O desembargador apontou, contudo, que, nesse cenário de inovação, a sociedade e o Judiciário têm que lidar com desafios como o trabalho em condições análogas à escravidão, com a chaga do trabalho infantil e com a discriminação de gênero nos ambientes do trabalho.

Inteligência artificial

Para o pesquisador e professor Diogo Cortiz, da Pontifícia Universidade Católica de São Paulo, as informações sobre os trabalhos e profissões ameaçadas pelas inteligências artificiais (IAs) não passam de especulações. Isso porque, na sua avaliação, o processo de transformação ainda está em curso. “Não é novo na história humana que inovações matam postos de trabalho e criam novos. Com as IAs não vai ser diferente, só não se pode saber ainda em que velocidade e magnitude isso vai se dar”, afirmou.
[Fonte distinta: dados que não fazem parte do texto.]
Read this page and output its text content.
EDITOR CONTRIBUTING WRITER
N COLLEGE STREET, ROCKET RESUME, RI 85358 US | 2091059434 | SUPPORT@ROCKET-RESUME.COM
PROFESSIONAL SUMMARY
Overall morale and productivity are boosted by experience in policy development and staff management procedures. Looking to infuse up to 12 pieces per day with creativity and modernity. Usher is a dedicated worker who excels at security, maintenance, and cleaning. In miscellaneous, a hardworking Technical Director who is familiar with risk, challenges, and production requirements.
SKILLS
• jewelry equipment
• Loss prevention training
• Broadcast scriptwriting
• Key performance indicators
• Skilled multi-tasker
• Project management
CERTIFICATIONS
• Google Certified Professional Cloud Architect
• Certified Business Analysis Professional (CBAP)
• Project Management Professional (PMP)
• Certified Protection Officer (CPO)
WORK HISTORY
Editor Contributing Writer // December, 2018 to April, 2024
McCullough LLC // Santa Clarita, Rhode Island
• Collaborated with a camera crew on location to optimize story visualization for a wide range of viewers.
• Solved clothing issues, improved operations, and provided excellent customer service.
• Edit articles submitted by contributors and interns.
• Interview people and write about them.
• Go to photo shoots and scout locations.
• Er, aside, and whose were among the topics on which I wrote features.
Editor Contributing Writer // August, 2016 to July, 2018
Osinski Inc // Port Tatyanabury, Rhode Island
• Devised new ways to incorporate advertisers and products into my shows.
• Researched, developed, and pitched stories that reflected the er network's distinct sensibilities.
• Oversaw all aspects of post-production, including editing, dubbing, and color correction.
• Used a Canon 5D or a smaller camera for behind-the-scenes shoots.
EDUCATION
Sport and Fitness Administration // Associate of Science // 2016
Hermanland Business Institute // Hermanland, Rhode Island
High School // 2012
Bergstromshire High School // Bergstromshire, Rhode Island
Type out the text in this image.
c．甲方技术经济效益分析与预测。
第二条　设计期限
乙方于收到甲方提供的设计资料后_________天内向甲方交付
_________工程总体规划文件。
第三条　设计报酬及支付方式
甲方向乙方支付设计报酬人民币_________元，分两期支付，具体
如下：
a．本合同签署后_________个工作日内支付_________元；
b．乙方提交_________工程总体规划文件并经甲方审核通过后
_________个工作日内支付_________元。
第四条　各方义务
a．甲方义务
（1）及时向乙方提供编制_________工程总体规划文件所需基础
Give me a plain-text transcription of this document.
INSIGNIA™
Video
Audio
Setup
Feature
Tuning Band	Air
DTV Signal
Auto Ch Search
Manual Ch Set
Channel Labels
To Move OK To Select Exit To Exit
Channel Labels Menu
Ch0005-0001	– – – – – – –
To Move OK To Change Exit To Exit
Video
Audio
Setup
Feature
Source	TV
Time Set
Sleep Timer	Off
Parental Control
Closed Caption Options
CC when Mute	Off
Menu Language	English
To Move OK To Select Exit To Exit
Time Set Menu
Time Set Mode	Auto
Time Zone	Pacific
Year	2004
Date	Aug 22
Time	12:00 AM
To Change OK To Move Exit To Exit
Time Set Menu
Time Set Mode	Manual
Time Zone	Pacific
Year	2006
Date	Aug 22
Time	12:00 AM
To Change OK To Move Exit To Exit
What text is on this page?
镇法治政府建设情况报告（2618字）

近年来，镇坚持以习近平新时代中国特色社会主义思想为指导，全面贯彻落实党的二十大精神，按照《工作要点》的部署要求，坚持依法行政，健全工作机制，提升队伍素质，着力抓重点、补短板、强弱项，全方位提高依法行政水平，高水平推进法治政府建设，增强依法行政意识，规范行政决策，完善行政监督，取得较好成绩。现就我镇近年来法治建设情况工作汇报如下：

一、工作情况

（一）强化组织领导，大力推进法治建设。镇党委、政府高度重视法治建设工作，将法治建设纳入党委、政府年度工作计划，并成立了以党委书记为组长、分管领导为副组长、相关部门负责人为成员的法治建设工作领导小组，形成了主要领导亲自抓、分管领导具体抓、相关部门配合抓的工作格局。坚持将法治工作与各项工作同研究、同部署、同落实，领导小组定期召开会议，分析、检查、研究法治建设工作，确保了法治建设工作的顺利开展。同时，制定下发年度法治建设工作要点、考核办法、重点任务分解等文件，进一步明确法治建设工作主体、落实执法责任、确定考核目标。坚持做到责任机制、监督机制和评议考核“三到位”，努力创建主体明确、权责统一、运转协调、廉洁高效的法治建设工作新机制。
Diogo afirmou que as inteligências artificiais estão no nosso meio já há algum tempo, a diferença de agora, contudo, é que elas estão ao alcance das mãos da sociedade, como é o caso do ChatGPT.

Diálogo social

Para Priscila Lauande, assessora da vice-presidência do Tribunal Superior do Trabalho (TST), os desafios quanto à evolução vão além do enquadramento jurídico dos novos modelos de trabalho, mas passam pelo debate ético e de transparência e necessitam, nesse momento de transição, de um diálogo social. “Os sindicatos têm papel fundamental nesse momento em que não há uma regulação específica, porque podem, de forma eficaz, tutelar a proteção dos direitos dos trabalhadores”, disse.